Following the election, the Secretary of State would be required to communicate the results to the U.S. Congress.
The Treason of the Senate
Although a statewide advisory election seems unusual and unauthorized, there are some precedents. For example, Californians in 1892 approved an advisory measure with respect to the direct election of U.S. Senators. During that decade, the U.S. House of Representatives passed several resolutions calling for direct elections, but they all came to grief on the rock of Senate intransigence. At the turn of the century, William Randolph Hearst used his publishing empire to bring pressure on the Senate. Hearst reporter David Graham Phillips wrote a series of stories for Cosmopolitan magazine entitled “The Treason of the Senate” that castigated the appointed members of the upper house as tools of the rich and powerful. In 1912, the Senate relented and the 62nd Congress passed a resolution to amend the Constitution. The following year, William Jennings Bryan, as Secretary of State, issued this notification that three quarters of the states had ratified the amendment. A decade later, Mr. Hearst unsuccessfully sought the U.S. Senate nomination.

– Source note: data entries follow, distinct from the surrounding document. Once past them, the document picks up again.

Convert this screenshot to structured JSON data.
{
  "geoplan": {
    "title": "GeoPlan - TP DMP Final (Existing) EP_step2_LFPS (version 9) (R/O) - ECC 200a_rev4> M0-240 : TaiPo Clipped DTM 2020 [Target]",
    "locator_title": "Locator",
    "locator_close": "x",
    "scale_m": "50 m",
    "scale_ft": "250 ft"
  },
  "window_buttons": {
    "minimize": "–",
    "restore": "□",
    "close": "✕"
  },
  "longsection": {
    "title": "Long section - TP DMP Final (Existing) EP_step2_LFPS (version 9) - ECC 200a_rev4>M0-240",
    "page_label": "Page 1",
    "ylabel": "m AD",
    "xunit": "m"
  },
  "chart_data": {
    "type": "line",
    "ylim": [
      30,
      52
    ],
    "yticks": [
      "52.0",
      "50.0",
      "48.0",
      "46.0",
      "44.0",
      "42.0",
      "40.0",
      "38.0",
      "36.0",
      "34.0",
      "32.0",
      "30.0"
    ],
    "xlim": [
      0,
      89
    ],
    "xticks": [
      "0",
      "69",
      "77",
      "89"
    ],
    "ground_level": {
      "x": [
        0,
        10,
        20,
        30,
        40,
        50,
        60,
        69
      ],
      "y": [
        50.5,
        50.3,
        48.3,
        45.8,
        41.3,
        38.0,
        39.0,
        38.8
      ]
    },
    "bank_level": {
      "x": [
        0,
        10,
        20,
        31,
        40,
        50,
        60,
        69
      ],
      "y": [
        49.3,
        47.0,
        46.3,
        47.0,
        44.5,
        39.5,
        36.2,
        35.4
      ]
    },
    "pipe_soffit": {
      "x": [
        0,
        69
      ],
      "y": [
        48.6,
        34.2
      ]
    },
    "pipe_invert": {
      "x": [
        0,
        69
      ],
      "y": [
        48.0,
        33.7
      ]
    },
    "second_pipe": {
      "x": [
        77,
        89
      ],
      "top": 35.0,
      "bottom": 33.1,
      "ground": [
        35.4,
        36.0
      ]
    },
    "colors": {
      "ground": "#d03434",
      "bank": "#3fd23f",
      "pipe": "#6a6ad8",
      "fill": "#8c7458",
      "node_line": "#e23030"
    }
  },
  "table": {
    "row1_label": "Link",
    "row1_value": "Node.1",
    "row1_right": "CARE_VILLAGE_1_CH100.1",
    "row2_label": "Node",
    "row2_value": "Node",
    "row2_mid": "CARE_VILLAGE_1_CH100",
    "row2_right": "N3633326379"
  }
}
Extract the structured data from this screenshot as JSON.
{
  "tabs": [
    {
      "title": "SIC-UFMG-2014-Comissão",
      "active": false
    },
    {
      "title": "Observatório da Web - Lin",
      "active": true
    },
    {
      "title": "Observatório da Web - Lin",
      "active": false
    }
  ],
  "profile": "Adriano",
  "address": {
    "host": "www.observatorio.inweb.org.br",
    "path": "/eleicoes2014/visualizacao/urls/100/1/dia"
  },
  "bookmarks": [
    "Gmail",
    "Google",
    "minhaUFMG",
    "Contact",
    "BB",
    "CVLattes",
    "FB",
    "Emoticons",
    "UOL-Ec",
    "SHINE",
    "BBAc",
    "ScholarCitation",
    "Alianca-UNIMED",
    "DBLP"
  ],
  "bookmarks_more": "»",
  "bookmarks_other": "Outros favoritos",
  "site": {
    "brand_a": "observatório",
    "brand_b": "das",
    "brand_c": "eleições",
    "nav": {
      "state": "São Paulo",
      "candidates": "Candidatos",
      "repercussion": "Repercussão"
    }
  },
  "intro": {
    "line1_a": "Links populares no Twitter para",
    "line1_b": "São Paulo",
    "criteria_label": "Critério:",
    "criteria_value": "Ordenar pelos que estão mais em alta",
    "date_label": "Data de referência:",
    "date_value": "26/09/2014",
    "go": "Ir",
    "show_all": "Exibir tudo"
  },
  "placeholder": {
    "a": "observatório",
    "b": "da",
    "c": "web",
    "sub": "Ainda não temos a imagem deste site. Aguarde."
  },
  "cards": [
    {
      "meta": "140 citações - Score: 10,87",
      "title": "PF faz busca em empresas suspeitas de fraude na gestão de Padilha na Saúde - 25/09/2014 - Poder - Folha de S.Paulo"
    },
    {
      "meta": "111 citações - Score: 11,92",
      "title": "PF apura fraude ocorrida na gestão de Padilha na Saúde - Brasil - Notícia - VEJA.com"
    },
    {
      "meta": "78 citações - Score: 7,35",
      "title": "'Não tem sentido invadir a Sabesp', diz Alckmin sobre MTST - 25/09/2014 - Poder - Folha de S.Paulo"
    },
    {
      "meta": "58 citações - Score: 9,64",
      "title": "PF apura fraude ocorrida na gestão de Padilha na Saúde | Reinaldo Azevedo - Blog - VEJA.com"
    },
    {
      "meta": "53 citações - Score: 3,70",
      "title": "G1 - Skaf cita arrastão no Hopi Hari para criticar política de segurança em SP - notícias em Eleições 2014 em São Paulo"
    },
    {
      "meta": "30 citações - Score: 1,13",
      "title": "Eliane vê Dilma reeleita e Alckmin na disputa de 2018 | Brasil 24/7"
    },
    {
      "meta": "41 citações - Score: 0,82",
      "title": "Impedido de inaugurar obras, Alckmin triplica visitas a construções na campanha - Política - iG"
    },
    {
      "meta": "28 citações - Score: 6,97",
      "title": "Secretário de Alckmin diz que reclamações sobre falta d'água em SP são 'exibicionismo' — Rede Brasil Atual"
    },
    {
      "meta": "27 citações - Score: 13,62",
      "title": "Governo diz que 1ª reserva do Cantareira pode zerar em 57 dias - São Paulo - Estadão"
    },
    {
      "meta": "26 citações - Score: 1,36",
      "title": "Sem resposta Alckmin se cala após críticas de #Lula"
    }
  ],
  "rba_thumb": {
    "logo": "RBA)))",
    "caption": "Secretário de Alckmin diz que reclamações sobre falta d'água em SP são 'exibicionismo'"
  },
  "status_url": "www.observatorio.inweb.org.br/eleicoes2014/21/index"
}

If SB 1272 is enacted, the legislature appears to believe that it will take effect immediately pursuant to Article IV, Section 8(c)(3) of the California Constitution. However, I’m not so sure. That section provides: “Statutes calling elections, statutes providing for tax levies or appropriations for the usual current expenses of the State, and urgency statutes shall go into effect immediately upon their enactment.” If no one is being elected, can it really be said that SB 1272 is calling an election?